4.〇 正しい。五角形が2つ組み合わさった図を見せてその図形を描かせるのは、日本版ミニメンタルテスト(MMSE)に含まれる。MMSE(Mini-Mental State Examination)は、認知症の知的・認知機能評価である。内容は、見当識・記銘力・注意と計算・想起・言語・組み立ての各項目があり、30点満点で評価する。26点以下で軽度認知障害の疑いを示し、23点以下では認知障害の可能性が高いことを示す。
問題15 筋原性疾患を示すのはどれか。
1.神経伝導検査における潜時遅延
2.神経伝導検査における伝導ブロック
3.針筋電図における早期動員パターン
4.針筋電図における随意収縮時の高振幅多相波
解答3
解説
運動神経伝導検査とは、末梢神経を電気刺激した際に、神経やその支配筋から発生する活動電位を記録したものである。主として末梢神経の機能評価に用いられる。要するに、神経の伝達速度が遅くなっているか調べるものとなっている。
【結果の解釈】
脱髄:伝導速度低下、持続時間延長、振幅低下
軸索変性:持続時間短縮、振幅低下
1.× 神経伝導検査における潜時遅延の場合、絞扼性末梢神経障害を示す。なぜなら、刺激部位より遠位での障害が考えられるため。ちなみに、潜時とは、刺激を与えてからM波が立ち上がるまでの時間のことである。

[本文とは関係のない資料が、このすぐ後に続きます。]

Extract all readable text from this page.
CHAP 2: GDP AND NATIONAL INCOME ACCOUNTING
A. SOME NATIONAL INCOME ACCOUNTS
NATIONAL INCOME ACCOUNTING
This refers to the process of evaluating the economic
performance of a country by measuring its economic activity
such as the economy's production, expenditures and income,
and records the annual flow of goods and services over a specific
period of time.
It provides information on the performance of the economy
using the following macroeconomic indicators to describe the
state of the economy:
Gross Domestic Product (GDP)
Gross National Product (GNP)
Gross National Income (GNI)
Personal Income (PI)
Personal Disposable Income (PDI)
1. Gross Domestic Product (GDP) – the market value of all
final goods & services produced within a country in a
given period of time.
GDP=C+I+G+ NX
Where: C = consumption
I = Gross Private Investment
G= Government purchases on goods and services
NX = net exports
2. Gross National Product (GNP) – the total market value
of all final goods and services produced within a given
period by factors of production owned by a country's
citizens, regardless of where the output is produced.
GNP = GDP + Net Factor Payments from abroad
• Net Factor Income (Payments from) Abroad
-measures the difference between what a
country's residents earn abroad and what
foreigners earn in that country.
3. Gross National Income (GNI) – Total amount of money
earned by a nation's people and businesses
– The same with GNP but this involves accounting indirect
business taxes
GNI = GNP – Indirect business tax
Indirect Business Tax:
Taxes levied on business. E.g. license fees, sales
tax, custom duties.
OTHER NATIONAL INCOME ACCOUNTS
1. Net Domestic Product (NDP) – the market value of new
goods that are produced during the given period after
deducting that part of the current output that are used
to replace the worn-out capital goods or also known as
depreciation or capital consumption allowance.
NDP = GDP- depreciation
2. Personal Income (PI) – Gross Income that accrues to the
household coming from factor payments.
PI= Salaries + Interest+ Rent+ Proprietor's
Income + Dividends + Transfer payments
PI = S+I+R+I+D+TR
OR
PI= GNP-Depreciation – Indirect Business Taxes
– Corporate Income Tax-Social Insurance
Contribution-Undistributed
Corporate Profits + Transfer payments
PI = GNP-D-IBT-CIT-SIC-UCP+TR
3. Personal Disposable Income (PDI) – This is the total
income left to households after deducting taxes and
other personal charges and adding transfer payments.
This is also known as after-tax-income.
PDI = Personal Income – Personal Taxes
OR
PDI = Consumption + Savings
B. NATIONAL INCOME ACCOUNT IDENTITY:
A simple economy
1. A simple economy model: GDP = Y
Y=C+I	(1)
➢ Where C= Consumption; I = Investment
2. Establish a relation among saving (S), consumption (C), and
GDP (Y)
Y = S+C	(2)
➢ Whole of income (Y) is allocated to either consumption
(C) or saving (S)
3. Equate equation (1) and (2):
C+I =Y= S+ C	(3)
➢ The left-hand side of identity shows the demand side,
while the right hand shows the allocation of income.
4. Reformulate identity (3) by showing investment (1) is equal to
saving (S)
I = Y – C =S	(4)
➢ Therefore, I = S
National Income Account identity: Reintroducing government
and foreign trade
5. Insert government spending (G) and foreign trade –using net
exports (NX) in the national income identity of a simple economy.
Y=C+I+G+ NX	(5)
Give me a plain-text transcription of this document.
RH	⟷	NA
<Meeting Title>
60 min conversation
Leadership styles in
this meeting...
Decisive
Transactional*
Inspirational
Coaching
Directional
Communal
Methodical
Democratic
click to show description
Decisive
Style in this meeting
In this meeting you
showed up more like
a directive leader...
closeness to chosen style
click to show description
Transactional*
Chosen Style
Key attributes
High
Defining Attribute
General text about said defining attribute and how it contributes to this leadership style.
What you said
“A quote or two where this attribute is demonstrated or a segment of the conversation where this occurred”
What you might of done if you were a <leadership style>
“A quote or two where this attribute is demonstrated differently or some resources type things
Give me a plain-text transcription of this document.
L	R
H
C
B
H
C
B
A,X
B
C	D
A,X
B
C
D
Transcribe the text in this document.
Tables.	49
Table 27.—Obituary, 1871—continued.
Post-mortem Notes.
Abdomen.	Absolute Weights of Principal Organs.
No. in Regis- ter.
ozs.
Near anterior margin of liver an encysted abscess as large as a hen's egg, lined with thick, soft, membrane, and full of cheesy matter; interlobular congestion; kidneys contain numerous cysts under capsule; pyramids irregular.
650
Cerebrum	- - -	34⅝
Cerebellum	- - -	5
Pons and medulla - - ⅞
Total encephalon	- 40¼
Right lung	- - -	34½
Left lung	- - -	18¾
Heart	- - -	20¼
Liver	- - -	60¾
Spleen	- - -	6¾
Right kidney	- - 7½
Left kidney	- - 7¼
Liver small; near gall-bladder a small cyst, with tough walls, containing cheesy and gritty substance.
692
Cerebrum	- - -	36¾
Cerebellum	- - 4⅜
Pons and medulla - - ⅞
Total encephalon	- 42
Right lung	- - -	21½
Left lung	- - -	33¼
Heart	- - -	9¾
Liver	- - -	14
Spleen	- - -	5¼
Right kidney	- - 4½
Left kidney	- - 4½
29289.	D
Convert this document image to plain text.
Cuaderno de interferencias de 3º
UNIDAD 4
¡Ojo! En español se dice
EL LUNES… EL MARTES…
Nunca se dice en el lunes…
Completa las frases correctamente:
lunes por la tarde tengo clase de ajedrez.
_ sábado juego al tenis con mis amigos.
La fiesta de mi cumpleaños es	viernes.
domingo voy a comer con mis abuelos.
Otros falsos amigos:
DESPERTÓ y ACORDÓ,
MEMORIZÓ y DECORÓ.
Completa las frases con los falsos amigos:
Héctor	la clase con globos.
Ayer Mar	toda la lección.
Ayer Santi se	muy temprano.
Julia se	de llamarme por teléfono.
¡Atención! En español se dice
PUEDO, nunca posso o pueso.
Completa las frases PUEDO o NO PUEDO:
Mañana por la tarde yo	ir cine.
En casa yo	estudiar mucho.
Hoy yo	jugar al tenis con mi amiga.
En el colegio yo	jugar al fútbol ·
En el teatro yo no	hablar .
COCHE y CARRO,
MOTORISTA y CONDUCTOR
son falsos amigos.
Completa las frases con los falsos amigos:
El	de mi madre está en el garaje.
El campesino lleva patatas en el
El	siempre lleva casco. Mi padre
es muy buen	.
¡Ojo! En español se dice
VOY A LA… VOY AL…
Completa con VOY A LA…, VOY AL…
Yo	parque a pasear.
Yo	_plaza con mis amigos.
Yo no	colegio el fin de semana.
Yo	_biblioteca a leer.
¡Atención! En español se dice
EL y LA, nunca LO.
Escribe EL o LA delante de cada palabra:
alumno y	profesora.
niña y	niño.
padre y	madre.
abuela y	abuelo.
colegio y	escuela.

2.× 神経伝導検査における伝導ブロックの場合、神経の一部で電気信号の伝達が阻害されていることを示す。したがって、末梢神経障害(神経原性疾患)に関連する。
3.〇 正しい。針筋電図における早期動員パターンは、筋原性疾患を示す。なぜなら、筋原性疾患により筋線維が減少し、残存している筋線維が過度に動員されるため。筋原性疾患では低振幅、短持続の電位が見られることが多い。
4.× 針筋電図における随意収縮時の高振幅多相波の場合、神経原性疾患(筋萎縮性側索硬化症)を示す。神経原性疾患(筋萎縮性側索硬化症)の針筋電図の特徴として、他にも中枢潜時の延長、刺激閾値の上昇、誘発電位の振幅低下などあげられる。
神経原性筋萎縮とは、脊髄の運動ニューロン(脊髄の前角にある運動性神経細胞)や脊髄から出る末梢神経が障害されて筋肉が萎縮する状態の病気である。筋萎縮性側索硬化症があげられる。
筋原性疾患とは、筋肉そのものに原因があって、筋肉が萎縮したり、力が弱くなったりする病気である。筋ジストロフィーがあげられる。